Il tempo non sembra aver intaccato in nessun modo la voce di questa splendida performer che da sempre, anche nei lavori meno a fuoco, mette in difficoltà chiunque si ponga all’ascolto attraverso una serie significativa di stravolgimenti strutturali, rintracciabili negli arrangiamenti mai morbidi o scontati.
Riconoscere gli standard diventa spesso, oltre che un rompicapo, anche una piacevole caccia al tesoro. The Thrill Is Gone (Roy Hawkins - Rick Darnell) si trasforma in un labirinto scomposto in sezioni, comunicanti fra loro a stento. Ritmica dissezionata e ridotta all’osso, chorus piallato e la melodia relegata nell’inferno tracheale della Signora indiscussa del canto, sottopongono questo standard a un’attenta autopsia.

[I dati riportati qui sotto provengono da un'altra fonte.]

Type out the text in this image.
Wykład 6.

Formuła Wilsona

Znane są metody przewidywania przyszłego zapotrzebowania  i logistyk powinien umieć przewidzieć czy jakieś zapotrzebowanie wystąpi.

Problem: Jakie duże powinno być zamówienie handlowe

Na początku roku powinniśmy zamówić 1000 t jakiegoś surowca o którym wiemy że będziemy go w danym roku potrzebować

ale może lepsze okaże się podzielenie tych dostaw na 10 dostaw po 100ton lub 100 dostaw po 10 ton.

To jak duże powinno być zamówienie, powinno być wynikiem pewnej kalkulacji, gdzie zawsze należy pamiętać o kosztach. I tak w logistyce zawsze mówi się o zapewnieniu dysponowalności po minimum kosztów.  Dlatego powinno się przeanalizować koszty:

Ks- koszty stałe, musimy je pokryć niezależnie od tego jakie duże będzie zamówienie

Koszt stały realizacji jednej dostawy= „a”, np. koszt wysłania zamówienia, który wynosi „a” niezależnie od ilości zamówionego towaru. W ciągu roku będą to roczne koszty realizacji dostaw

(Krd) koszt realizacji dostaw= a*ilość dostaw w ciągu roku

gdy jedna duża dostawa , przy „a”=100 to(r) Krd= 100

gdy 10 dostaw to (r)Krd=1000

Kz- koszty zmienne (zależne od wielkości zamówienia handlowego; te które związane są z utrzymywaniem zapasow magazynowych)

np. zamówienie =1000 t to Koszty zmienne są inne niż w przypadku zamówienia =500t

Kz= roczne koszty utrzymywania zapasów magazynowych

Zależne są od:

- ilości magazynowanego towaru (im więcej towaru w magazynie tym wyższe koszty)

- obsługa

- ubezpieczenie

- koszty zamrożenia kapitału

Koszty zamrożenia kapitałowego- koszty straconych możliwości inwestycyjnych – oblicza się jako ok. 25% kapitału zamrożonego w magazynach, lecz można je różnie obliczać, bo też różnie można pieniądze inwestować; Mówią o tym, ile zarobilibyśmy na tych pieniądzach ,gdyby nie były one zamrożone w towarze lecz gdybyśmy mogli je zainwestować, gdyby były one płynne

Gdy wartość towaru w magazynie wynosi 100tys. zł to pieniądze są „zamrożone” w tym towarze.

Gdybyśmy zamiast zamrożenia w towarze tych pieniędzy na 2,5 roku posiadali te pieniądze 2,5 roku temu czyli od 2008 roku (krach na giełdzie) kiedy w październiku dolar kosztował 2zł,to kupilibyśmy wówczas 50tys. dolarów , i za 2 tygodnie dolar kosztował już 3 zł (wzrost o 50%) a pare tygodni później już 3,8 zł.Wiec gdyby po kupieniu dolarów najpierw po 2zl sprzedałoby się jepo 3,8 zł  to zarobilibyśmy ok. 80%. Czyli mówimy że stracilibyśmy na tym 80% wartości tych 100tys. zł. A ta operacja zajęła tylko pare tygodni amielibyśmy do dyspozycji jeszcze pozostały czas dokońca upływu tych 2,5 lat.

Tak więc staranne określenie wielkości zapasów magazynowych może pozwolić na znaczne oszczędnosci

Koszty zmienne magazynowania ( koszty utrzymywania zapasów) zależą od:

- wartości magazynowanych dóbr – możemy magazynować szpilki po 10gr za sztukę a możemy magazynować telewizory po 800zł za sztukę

Non da meno è la dissonante interpretazione di Round Midnight, secondo strumentale del disco che anticipa l’arrivo della cavalcata infernale O’ Death. Un omaggio alla morte e highlight assoluto dal vivo che non manca di accompagnare le esibizioni della compositrice. Questa suite spostò in avanti la tecnica del canto di almeno venti anni. Da sola vale come manuale imprescindibile per comprendere il corretto utilizzo delle corde vocali scoprendone tutti i segreti.
Se soffrite di stomaco, avete difficoltà nell’addormentarvi risvegliandovi immersi nel sudore per gli incubi o avete il cuore debole è meglio saltare questi dieci minuti ferini, fatti di urla chirurgiche e vocalizzi al limite dell’umano. Il finale è un delirio caleidoscopico che non avrebbe sfigurato nella scena conclusiva di 2001 Odissea nello spazio.
Pardon Me I’ve Got Someone To Kill (Johnny Paycheck) sigilla in modo sempre raffinato questo nuovo parto della funambolica Serpenta che forse può aver perso lo smalto compositivo e la voglia di stupire attraverso una ricerca vocale avanguardistica e maniacale ma rimane una performer d’eccellenza, ancora pericolosamente aggressiva e magnetica come poche.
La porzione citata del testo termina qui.